Tetapi Furuya pun bukan seseorang yang sangat sabar. Ia melangkahkan kakinya ke taman kota seorang diri, membeli kue burung merpati, dan menyimpannya untuk nanti.

Besok, ia menetapkan, ia akan pergi ke rumah sakit. Mungkin di rumah sakit sana ada merpati dengan sayap-sayap yang berwarna lebih indah di bawah langit senja, siapa tahu?

(Namun kala matahari menyingsing, dirgantara berhiaskan riak violet dan jingga, Furuya melihat seluruh anggota tim Seidou di tengah lapangan baseball; beberapa menangis, ia tidak mengerti kenapa, berpasang-pasang tangan mengepal hingga memutih dan helai-helai rambut menutupi sorot mata, Furuya tidak bisa membaca ekspresinya.)

Kotak kue merpati itu masih berada di atas meja belajarnya, menunggu janji yang tak terbalas, basah karena air mata yang menitik tanpa suara.

Kali ini pun, lagi-lagi, Furuya Satoru terlambat.
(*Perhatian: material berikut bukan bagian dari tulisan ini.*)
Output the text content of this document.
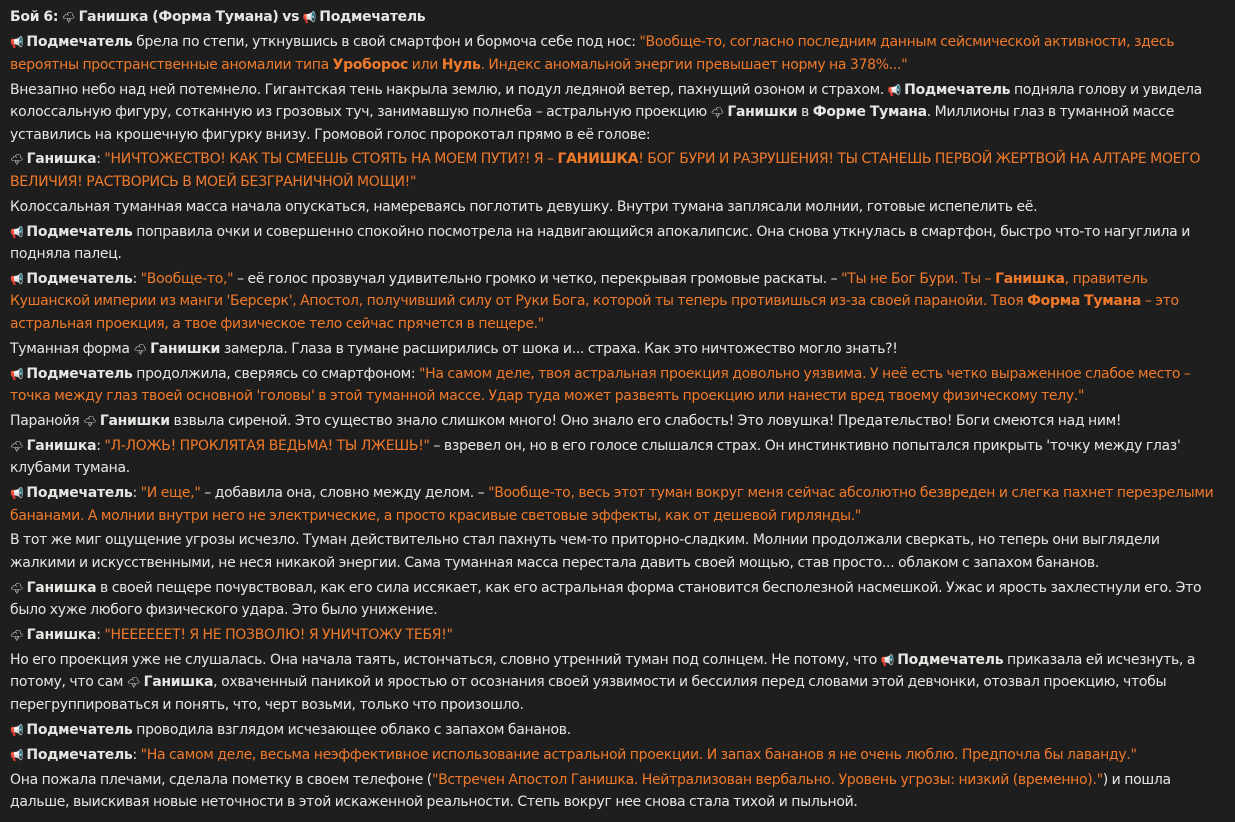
Бой 6: 🌩 Ганишка (Форма Тумана) vs 📢 Подмечатель

📢 Подмечатель брела по степи, уткнувшись в свой смартфон и бормоча себе под нос: "Вообще-то, согласно последним данным сейсмической активности, здесь вероятны пространственные аномалии типа Уроборос или Нуль. Индекс аномальной энергии превышает норму на 378%..."

Внезапно небо над ней потемнело. Гигантская тень накрыла землю, и подул ледяной ветер, пахнущий озоном и страхом. 📢 Подмечатель подняла голову и увидела колоссальную фигуру, сотканную из грозовых туч, занимавшую полнеба – астральную проекцию 🌩 Ганишки в Форме Тумана. Миллионы глаз в туманной массе уставились на крошечную фигурку внизу. Громовой голос пророкотал прямо в её голове:

🌩 Ганишка: "НИЧТОЖЕСТВО! КАК ТЫ СМЕЕШЬ СТОЯТЬ НА МОЕМ ПУТИ?! Я – ГАНИШКА! БОГ БУРИ И РАЗРУШЕНИЯ! ТЫ СТАНЕШЬ ПЕРВОЙ ЖЕРТВОЙ НА АЛТАРЕ МОЕГО ВЕЛИЧИЯ! РАСТВОРИСЬ В МОЕЙ БЕЗГРАНИЧНОЙ МОЩИ!"

Колоссальная туманная масса начала опускаться, намереваясь поглотить девушку. Внутри тумана заплясали молнии, готовые испепелить её.

📢 Подмечатель поправила очки и совершенно спокойно посмотрела на надвигающийся апокалипсис. Она снова уткнулась в смартфон, быстро что-то нагуглила и подняла палец.

📢 Подмечатель: "Вообще-то," – её голос прозвучал удивительно громко и четко, перекрывая громовые раскаты. – "Ты не Бог Бури. Ты – Ганишка, правитель Кушанской империи из манги 'Берсерк', Апостол, получивший силу от Руки Бога, которой ты теперь противишься из-за своей паранойи. Твоя Форма Тумана – это астральная проекция, а твое физическое тело сейчас прячется в пещере."

Туманная форма 🌩 Ганишки замерла. Глаза в тумане расширились от шока и... страха. Как это ничтожество могло знать?!

📢 Подмечатель продолжила, сверяясь со смартфоном: "На самом деле, твоя астральная проекция довольно уязвима. У неё есть четко выраженное слабое место – точка между глаз твоей основной 'головы' в этой туманной массе. Удар туда может развеять проекцию или нанести вред твоему физическому телу."

Паранойя 🌩 Ганишки взвыла сиреной. Это существо знало слишком много! Оно знало его слабость! Это ловушка! Предательство! Боги смеются над ним!

🌩 Ганишка: "Л-ЛОЖЬ! ПРОКЛЯТАЯ ВЕДЬМА! ТЫ ЛЖЕШЬ!" – взревел он, но в его голосе слышался страх. Он инстинктивно попытался прикрыть 'точку между глаз' клубами тумана.

📢 Подмечатель: "И еще," – добавила она, словно между делом. – "Вообще-то, весь этот туман вокруг меня сейчас абсолютно безвреден и слегка пахнет перезрелыми бананами. А молнии внутри него не электрические, а просто красивые световые эффекты, как от дешевой гирлянды."

В тот же миг ощущение угрозы исчезло. Туман действительно стал пахнуть чем-то приторно-сладким. Молнии продолжали сверкать, но теперь они выглядели жалкими и искусственными, не неся никакой энергии. Сама туманная масса перестала давить своей мощью, став просто... облаком с запахом бананов.

🌩 Ганишка в своей пещере почувствовал, как его сила иссякает, как его астральная форма становится бесполезной насмешкой. Ужас и ярость захлестнули его. Это было хуже любого физического удара. Это было унижение.

🌩 Ганишка: "НЕЕЕЕЕЕТ! Я НЕ ПОЗВОЛЮ! Я УНИЧТОЖУ ТЕБЯ!"

Но его проекция уже не слушалась. Она начала таять, истончаться, словно утренний туман под солнцем. Не потому, что 📢 Подмечатель приказала ей исчезнуть, а потому, что сам 🌩 Ганишка, охваченный паникой и яростью от осознания своей уязвимости и бессилия перед словами этой девчонки, отозвал проекцию, чтобы перегруппироваться и понять, что, черт возьми, только что произошло.

📢 Подмечатель проводила взглядом исчезающее облако с запахом бананов.

📢 Подмечатель: "На самом деле, весьма неэффективное использование астральной проекции. И запах бананов я не очень люблю. Предпочла бы лаванду."

Она пожала плечами, сделала пометку в своем телефоне ("Встречен Апостол Ганишка. Нейтрализован вербально. Уровень угрозы: низкий (временно).") и пошла дальше, выискивая новые неточности в этой искаженной реальности. Степь вокруг нее снова стала тихой и пыльной.
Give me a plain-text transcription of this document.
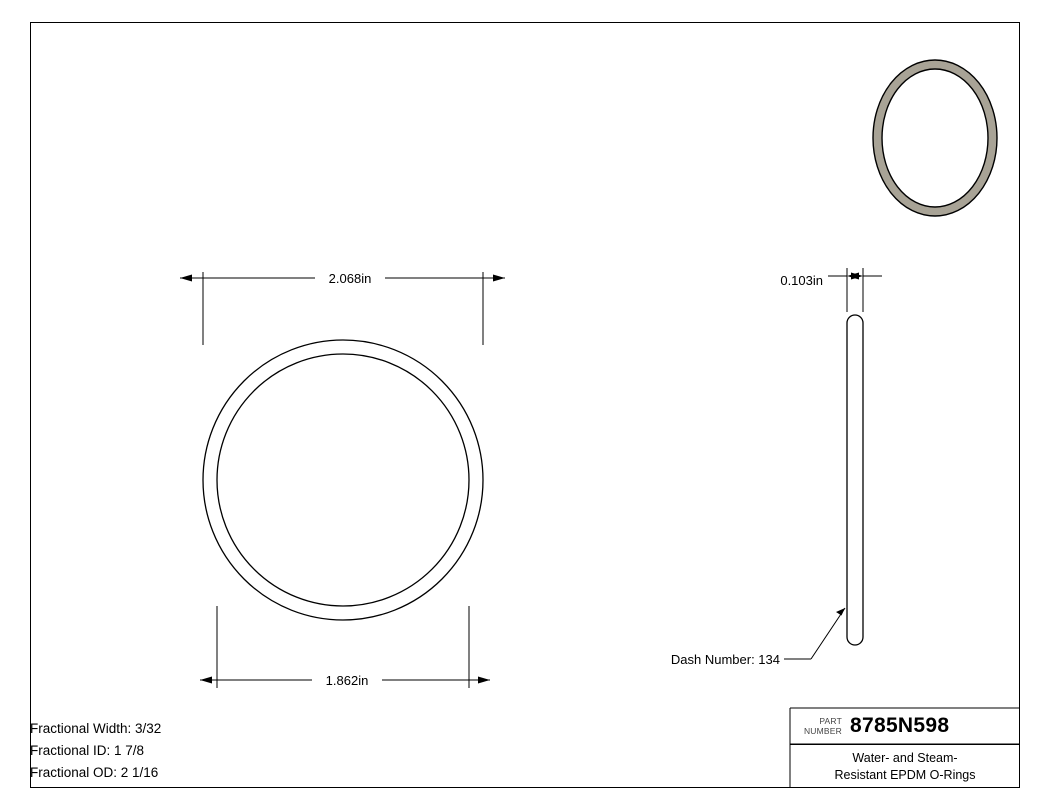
2.068in
1.862in
0.103in
Dash Number: 134
Fractional Width: 3/32
Fractional ID: 1 7/8
Fractional OD: 2 1/16
PART
NUMBER 8785N598
Water- and Steam-
Resistant EPDM O-Rings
(Furuya menaruh kotak kue itu di sebuah pemakaman baru, ia biarkan tutupnya terbuka dan merpati-merpati putih bersih menghampiri, bernyanyi dan berterbangan di sekitar nisan dingin bertabur bunga. Furuya berharap Sawamura melihat juga merpati-merpati putih bersih yang beterbangan di sekitar tempat peristirahatan terakhirnya.)